Critics want Australia to close its detention centers on nearby island states, and bring refugees to Australia. The Papua New Guinea camp has been ordered to shut, but the fate of its refugees remains uncertain.
Human rights activists and critics are calling on the Australian government to close its detention center for asylum seekers on Papua New Guinea (PNG) after the latest outbreak of violence Friday.
Local residents of Manus Island, armed with guns and rocks, tried to break into the camp after a dispute with refugees. More than 100 shots were reportedly fired, but it's unclear how many of those shots were fired into the camp by angry villagers and how many were fired into the air by police guarding the camp.
One inmate was reportedly hit in the head by a rock thrown over the fence and was being treated for his injuries, according to an unnamed spokeswoman for Australia's Department of Immigration and Border Protection.
Two guards were reportedly injured, but the spokeswoman declined to comment on that report. She referred questions to PNG authorities, who could not immediately be reached for comment.
Anna Neistat, a spokeswoman for Amnesty International in Paris, slammed the Australian government and called on them to guarantee the refugees' safety.
"We call for measures to ensure the immediate safety and wellbeing of all asylum seekers and refugees, including adequate medical care to those who may have suffered from damage or injury, and a prompt and independent investigation of this incident," Neistat wrote.
"Amnesty International reiterates its call on Australian authorities to immediately halt its unlawful policy of offshore processing. Those trapped on Manus Island and on Nauru must be brought to Australia, or a third country where their rights and safety can be assured."
Controversial asylum policy
Australia has long deployed a controversial policy toward asylum seekers, which is to block them from setting foot on Australian soil, instead shipping them off to neighboring island states - PNG and Nauru.

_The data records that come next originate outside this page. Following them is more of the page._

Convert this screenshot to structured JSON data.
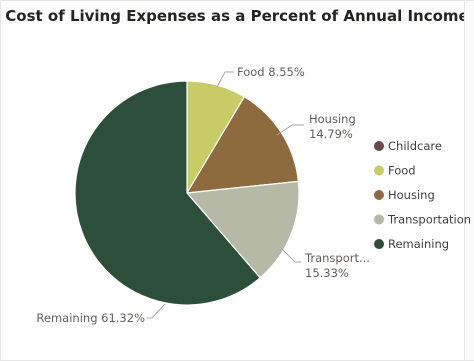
{
  "title": "Cost of Living Expenses as a Percent of Annual Income",
  "chart_data": {
    "type": "pie",
    "title": "Cost of Living Expenses as a Percent of Annual Income",
    "slices": [
      {
        "name": "Childcare",
        "value": 0.0,
        "color": "#6b4a4c"
      },
      {
        "name": "Food",
        "value": 8.55,
        "color": "#c7cc66"
      },
      {
        "name": "Housing",
        "value": 14.79,
        "color": "#8e6a3f"
      },
      {
        "name": "Transportation",
        "value": 15.33,
        "color": "#b6b9a5"
      },
      {
        "name": "Remaining",
        "value": 61.32,
        "color": "#2c4e3b"
      }
    ],
    "data_labels": [
      {
        "series": "Food",
        "name": "Food",
        "value": "8.55%"
      },
      {
        "series": "Housing",
        "name": "Housing",
        "value": "14.79%"
      },
      {
        "series": "Transportation",
        "name": "Transport...",
        "value": "15.33%"
      },
      {
        "series": "Remaining",
        "name": "Remaining",
        "value": "61.32%"
      }
    ],
    "legend": {
      "position": "right",
      "items": [
        "Childcare",
        "Food",
        "Housing",
        "Transportation",
        "Remaining"
      ]
    }
  }
}
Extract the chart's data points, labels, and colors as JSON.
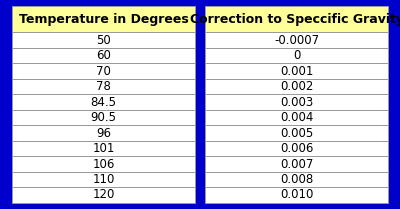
{
  "col1_header": "Temperature in Degrees",
  "col2_header": "Correction to Speccific Gravity",
  "temperatures": [
    "50",
    "60",
    "70",
    "78",
    "84.5",
    "90.5",
    "96",
    "101",
    "106",
    "110",
    "120"
  ],
  "corrections": [
    "-0.0007",
    "0",
    "0.001",
    "0.002",
    "0.003",
    "0.004",
    "0.005",
    "0.006",
    "0.007",
    "0.008",
    "0.010"
  ],
  "bg_color": "#0000cc",
  "header_bg": "#ffff99",
  "row_bg": "#ffffff",
  "border_color": "#999999",
  "text_color": "#000000"
}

The policy violates the Universal Declaration of Human Rights, which was adopted by the UN General Assembly in 1948. While it is not a treaty, all 193 member states are bound by the UN Charter.
Last year PNG's highest court ruled the detention centers unconstitutional and ordered them closed. The camp on Manus Island is due to close October 31, but the fate of the asylum seekers remains uncertain.
The Australian Churches Refugee Taskforce, which represents several church leaders, called on the conservative government of Prime Minister Malcolm Turnbull to show compassion at Easter and evacuate the refugees from the camp.
"The darkness of betrayal and abandonment that we are familiar with in the Jesus story is being felt keenly by those on Manus Island this weekend," the Anglican dean of Brisbane, the Very Reverend Peter Catt, said in a statement.